Сколько пытающихся пробраться было убито – точных цифр нет. По официальным данным, в ходе операции погибло 780 чел., арестовано 2016 чел., прорвались в горы около 6544 чел.[95]. Но и тем, кто на момент арестов находился в горах, за пределами «концертного круга», было несладко. Весь скот с гор согнали в нижние посёлки, а сами аулы сожгли. Кроме того, у большинства «спасшихся» семьи были схвачены и высланы. Понятно, что шансы на выживание семей без мужчин резко снижались, и многие шли добровольно сдаваться, чтобы быть отправленными в жуткую, не в пример царским, ссылку ради спасения своих близких.

Как упоминалось выше, через 3–4 недели от голода и изнеможения умерло около 1272 чел. По прибытии пленников в Среднюю Азию, в том числе в Казахстан их распределили по предприятиям и колхозам. Подавляющее большинство «новосёлов» столкнулось с ужасающими условиями жизни, без нормального или хотя бы терпимого жилья и с полуголодным существованием, усугубляемом продолжающейся войной.

Однако депортация не завершилась высылкой людей из теперь уже бывшей Чечено-Ингушской АССР. Ей также подверглись чеченцы и ингуши, проживавшие в соседних областях, республиках и даже отбывавшие наказания в тюрьмах и лагерях (расположенных в европейской части СССР), а также военнослужащие Красной армии.

26 ноября 1948 г. в указе Президиума Верховного Совета СССР было заявлено, что статус всех депортированных в период между 1941 и 1945 гг. является «бессрочным». Таким образом оскорбительное клеймо «наказанных» «неизбежно переносилось на следующие поколения»[96].

Чеченец В. Алиев, служивший в Красной армии с 25 декабря 1942 г. (призывался как секретарь Атагинского райкома ВЛКСМ по пропаганде и агитации), сообщал: «Без предъявления ордера на арест мне предложили сдать оружие, снять знаки различия <…> 25 июля 1944 года военным трибуналом 3‑го гвардейского Сталинградского мото-механического корпуса <…> я был осужден. Я отбыл свой срок, но у меня два сына. Я не хотел, чтобы позор, принятый мною на себя, хотя бы отраженно падал на моих сынов»[97]. Таких заявлений в то время поступало множество. По данным отдела спецпоселений МВД, среди возвращённых с фронта спецпереселенцев Северного Кавказа насчитывалось 710 офицеров, 1696 сержантов, 6488 рядовых[98].

Вслед за этим Чечено-Ингушскую АССР Сталин, единолично принимающий политические решения, постарался вычеркнуть из коллективной памяти россиян: топонимические названия были изменены, храмы разрушены, кладбища уничтожены бульдозерами, имена чеченских национальных деятелей удалены из Большой советской энциклопедии.

В начале операции ни Берия, ни старейшины не могли знать, насколько нечётко сработает бюрократическая система не подвластных Лаврентию Павловичу ведомств, и к каким страшным последствиям это приведёт.

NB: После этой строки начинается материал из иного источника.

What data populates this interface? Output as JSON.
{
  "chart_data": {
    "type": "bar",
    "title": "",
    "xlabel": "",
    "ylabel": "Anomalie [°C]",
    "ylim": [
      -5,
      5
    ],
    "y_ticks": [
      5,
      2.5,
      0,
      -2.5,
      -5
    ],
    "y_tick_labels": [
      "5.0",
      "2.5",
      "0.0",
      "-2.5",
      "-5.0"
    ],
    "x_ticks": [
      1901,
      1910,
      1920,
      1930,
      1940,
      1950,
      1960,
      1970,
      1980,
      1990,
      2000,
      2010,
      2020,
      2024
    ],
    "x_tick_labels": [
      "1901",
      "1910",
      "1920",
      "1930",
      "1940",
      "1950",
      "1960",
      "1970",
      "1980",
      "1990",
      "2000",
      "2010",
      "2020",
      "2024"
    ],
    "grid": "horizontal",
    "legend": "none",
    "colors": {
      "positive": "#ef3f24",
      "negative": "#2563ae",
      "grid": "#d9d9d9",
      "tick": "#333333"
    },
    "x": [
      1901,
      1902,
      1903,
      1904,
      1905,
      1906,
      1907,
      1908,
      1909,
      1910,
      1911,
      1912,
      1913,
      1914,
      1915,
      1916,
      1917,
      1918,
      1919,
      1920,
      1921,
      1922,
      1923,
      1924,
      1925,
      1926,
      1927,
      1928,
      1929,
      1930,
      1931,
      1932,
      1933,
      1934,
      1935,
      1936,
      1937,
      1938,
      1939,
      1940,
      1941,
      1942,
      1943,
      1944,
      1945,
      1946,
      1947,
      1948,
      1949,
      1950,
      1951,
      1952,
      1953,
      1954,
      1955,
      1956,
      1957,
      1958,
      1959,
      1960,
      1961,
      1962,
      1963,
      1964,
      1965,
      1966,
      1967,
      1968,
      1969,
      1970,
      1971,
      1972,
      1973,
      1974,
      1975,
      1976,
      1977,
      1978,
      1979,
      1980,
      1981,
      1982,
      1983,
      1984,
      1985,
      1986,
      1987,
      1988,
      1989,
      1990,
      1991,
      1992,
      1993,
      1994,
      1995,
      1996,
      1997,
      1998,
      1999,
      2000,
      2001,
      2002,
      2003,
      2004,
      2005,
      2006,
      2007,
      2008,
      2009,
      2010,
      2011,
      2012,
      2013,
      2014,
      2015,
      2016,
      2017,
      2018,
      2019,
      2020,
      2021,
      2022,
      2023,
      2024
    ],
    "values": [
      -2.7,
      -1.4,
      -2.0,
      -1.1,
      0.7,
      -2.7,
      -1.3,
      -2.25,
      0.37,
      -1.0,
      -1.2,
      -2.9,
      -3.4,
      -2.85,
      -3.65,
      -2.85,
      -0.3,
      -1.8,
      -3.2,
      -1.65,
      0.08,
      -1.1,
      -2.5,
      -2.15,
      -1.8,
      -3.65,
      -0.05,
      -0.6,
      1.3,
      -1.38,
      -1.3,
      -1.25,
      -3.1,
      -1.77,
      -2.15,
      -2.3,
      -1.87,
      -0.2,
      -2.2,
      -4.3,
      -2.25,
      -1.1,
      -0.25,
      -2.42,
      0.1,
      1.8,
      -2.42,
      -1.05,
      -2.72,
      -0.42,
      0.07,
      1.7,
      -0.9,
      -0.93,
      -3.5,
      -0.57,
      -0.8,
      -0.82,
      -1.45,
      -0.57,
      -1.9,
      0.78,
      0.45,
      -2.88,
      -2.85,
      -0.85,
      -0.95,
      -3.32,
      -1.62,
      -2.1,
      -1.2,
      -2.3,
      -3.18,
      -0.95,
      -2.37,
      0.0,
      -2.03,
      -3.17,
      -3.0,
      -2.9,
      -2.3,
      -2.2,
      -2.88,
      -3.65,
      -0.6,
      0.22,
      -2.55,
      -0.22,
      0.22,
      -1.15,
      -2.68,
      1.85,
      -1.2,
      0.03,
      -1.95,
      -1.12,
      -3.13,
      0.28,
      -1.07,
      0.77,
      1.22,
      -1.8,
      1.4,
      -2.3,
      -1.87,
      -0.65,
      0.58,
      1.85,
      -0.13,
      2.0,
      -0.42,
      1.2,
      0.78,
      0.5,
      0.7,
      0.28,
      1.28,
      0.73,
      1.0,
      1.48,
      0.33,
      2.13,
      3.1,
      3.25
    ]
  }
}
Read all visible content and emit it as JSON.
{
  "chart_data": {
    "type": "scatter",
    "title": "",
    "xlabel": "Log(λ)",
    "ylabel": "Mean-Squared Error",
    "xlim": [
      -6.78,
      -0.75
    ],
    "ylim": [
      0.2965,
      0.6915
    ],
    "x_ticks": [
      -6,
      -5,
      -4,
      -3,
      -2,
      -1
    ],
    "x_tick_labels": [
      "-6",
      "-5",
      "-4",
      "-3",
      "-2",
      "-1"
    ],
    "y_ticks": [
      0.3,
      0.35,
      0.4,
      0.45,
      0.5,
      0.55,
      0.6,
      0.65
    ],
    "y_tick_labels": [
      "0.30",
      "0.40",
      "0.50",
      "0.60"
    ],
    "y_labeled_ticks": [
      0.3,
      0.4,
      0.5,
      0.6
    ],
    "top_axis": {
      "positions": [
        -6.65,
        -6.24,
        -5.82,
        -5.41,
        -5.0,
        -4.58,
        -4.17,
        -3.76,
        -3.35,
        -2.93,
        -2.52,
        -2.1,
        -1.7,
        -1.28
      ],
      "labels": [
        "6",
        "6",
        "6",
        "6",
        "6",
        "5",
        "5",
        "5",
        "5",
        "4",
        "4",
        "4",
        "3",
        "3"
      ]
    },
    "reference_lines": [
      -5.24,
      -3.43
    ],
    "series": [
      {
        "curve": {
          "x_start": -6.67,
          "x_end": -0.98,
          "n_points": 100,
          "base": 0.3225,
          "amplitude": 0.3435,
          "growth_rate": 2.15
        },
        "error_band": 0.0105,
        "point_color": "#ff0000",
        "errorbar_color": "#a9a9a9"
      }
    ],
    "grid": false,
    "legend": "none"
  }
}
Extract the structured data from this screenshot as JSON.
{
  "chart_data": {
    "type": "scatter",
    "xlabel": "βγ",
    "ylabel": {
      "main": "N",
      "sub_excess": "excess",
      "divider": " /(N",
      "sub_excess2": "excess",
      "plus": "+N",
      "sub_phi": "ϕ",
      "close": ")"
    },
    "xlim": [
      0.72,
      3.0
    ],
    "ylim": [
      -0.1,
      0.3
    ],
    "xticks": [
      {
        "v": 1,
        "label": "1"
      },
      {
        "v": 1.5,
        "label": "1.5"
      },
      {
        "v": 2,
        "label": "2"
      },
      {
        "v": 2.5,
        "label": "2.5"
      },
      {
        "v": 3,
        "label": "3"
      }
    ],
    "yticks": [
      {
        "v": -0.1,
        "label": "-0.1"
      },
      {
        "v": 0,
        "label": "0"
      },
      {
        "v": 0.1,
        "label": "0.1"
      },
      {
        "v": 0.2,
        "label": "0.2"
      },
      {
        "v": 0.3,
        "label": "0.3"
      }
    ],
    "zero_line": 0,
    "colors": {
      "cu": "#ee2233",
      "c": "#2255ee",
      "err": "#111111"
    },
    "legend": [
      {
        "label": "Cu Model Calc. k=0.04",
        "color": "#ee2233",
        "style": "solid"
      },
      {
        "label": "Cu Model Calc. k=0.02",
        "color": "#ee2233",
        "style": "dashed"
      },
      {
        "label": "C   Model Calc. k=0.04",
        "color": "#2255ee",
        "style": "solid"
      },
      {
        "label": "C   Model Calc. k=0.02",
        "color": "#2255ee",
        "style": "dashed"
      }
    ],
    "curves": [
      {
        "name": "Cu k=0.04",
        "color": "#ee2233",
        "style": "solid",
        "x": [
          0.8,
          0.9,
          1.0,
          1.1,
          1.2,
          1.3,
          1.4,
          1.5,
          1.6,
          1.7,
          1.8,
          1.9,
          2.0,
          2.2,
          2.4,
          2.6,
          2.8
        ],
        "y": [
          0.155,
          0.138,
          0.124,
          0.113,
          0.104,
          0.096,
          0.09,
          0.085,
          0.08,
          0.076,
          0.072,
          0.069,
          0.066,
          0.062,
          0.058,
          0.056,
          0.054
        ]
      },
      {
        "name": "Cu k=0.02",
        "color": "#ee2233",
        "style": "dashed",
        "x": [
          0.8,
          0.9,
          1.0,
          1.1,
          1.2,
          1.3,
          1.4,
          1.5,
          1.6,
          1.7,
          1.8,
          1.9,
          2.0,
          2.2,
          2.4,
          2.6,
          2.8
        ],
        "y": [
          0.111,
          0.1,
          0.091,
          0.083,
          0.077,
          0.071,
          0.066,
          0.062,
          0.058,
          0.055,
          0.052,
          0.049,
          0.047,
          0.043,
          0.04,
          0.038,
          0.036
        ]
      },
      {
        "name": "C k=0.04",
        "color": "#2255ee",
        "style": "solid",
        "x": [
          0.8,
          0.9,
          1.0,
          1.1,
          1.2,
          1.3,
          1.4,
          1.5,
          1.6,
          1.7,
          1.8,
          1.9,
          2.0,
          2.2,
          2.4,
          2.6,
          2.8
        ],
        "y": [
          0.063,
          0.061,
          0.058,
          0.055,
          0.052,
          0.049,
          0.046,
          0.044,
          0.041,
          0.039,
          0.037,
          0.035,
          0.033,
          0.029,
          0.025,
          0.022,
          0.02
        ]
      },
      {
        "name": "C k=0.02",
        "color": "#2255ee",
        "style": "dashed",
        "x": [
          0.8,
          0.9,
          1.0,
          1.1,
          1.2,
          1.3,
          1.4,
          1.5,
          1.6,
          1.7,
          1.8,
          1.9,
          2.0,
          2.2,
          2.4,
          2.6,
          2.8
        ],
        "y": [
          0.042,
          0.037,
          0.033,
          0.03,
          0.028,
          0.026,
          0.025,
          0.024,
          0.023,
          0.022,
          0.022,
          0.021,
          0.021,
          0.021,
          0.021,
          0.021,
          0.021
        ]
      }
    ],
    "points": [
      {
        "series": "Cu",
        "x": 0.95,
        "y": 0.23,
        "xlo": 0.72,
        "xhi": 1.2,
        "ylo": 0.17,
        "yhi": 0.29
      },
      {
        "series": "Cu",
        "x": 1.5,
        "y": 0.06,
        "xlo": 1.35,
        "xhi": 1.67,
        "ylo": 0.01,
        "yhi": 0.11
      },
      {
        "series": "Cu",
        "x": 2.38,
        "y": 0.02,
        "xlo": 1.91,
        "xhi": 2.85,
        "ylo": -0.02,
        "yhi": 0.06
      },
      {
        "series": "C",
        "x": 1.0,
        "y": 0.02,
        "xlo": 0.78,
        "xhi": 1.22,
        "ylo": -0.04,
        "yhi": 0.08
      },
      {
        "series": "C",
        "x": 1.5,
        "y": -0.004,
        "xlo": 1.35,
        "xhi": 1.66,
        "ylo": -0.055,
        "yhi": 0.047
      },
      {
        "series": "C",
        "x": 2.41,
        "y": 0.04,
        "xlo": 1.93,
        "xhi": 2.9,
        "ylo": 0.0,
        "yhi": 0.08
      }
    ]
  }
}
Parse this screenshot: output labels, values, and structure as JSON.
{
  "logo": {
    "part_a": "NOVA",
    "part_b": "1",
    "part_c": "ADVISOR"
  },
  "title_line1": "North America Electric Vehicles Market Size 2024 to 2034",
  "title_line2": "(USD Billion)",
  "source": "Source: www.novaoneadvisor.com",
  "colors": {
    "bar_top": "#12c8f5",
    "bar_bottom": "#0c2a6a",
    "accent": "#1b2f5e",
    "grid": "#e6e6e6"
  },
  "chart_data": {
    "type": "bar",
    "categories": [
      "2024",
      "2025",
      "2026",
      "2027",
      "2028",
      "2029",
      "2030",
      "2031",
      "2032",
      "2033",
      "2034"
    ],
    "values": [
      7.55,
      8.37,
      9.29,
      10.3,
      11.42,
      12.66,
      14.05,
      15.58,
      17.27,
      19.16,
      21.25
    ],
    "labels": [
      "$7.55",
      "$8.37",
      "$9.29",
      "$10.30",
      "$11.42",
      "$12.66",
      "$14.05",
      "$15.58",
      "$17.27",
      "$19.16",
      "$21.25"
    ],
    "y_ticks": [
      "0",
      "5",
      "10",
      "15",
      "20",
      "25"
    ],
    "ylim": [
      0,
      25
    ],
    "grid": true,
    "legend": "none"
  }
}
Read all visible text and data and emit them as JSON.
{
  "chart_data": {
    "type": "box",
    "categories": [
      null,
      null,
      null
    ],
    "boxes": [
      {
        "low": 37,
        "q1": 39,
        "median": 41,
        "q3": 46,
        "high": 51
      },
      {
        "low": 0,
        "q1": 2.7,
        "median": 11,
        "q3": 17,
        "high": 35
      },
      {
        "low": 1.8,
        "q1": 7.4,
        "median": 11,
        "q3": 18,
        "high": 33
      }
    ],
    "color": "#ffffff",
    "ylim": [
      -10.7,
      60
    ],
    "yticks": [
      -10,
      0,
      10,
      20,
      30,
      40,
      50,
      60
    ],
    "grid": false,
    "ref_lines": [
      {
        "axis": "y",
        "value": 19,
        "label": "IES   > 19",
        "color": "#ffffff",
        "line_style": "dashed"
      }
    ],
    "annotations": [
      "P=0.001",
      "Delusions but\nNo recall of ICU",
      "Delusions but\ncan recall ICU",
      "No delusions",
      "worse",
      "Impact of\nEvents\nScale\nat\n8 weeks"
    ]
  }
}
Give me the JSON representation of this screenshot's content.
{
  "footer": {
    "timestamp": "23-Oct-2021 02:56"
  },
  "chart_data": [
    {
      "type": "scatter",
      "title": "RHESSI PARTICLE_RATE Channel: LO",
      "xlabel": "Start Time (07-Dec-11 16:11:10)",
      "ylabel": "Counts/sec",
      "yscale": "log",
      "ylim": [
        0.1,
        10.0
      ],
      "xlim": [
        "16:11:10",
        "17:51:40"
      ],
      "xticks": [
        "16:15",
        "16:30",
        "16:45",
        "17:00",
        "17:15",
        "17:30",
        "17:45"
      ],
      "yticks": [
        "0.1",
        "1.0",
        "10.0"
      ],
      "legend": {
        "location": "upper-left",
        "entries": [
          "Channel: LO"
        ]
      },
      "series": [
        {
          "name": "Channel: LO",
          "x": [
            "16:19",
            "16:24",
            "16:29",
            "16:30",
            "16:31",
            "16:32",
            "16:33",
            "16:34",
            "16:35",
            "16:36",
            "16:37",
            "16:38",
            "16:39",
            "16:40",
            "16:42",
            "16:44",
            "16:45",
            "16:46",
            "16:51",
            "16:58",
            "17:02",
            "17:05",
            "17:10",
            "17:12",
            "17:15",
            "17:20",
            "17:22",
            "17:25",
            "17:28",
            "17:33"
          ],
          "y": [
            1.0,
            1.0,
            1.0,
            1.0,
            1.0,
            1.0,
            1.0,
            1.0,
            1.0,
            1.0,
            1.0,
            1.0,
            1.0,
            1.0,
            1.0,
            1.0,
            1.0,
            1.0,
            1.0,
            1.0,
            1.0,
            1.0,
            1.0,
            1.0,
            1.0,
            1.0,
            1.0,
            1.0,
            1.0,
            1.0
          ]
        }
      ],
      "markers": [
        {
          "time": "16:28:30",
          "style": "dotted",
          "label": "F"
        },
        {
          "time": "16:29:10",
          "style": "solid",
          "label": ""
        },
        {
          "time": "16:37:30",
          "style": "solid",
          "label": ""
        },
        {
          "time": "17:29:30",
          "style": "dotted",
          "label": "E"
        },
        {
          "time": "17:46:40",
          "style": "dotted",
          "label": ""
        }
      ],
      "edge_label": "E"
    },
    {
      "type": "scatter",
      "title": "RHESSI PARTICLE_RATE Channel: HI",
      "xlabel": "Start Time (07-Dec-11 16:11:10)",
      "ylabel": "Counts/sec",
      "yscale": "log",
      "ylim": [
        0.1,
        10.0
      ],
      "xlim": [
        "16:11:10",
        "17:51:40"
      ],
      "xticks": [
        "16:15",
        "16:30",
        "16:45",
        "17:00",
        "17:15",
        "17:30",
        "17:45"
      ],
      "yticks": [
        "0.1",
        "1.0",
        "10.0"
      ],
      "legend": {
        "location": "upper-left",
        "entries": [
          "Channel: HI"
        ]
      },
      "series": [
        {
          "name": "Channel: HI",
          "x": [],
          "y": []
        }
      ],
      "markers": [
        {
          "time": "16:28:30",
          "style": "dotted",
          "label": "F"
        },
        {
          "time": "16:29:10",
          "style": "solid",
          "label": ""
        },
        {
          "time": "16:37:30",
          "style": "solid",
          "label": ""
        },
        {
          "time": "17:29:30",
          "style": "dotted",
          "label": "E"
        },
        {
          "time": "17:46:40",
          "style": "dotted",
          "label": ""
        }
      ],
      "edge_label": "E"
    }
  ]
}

Вряд ли кто предполагал, что исполнители постановления, с молчаливого согласия «отца народов», не выполнят большую часть предусмотренных мероприятий, то есть фактически нагло обманут более 2 млн чел. При переброске заводов в тыл в отчаянном 1941 г., за которую Берия отвечал «от» и «до», адаптация рабочих и ИТР проходила успешно. Его опыт показал, что перевозку большого количества людей вполне реально провести без значительного ущерба. Но Сталин, очевидно, прикрывшись почти безобидной, на первый взгляд, депортацией, хотел свести счёты с целыми народами, и значительная часть предусмотренных в постановлении мероприятий была спущена на тормозах. Во всяком случае, за высочайшую смертность переселенцев, особенно чеченской и ингушской национальностей, никто из руководства ведомств и глав принимающих территорий не ответил ни жизнью, ни партийным билетом. Ни разу отчёты о ходе переселения не были заслушаны ни на Политбюро, ни на заседании правительства. Расхожее мнение о 100 % вине одного только Лаврентия Берии в преступной депортации кавказских и других народов в 1940‑х гг. совершенно ошибочно и является плодом хрущёвской массированной пропагандистской атаки.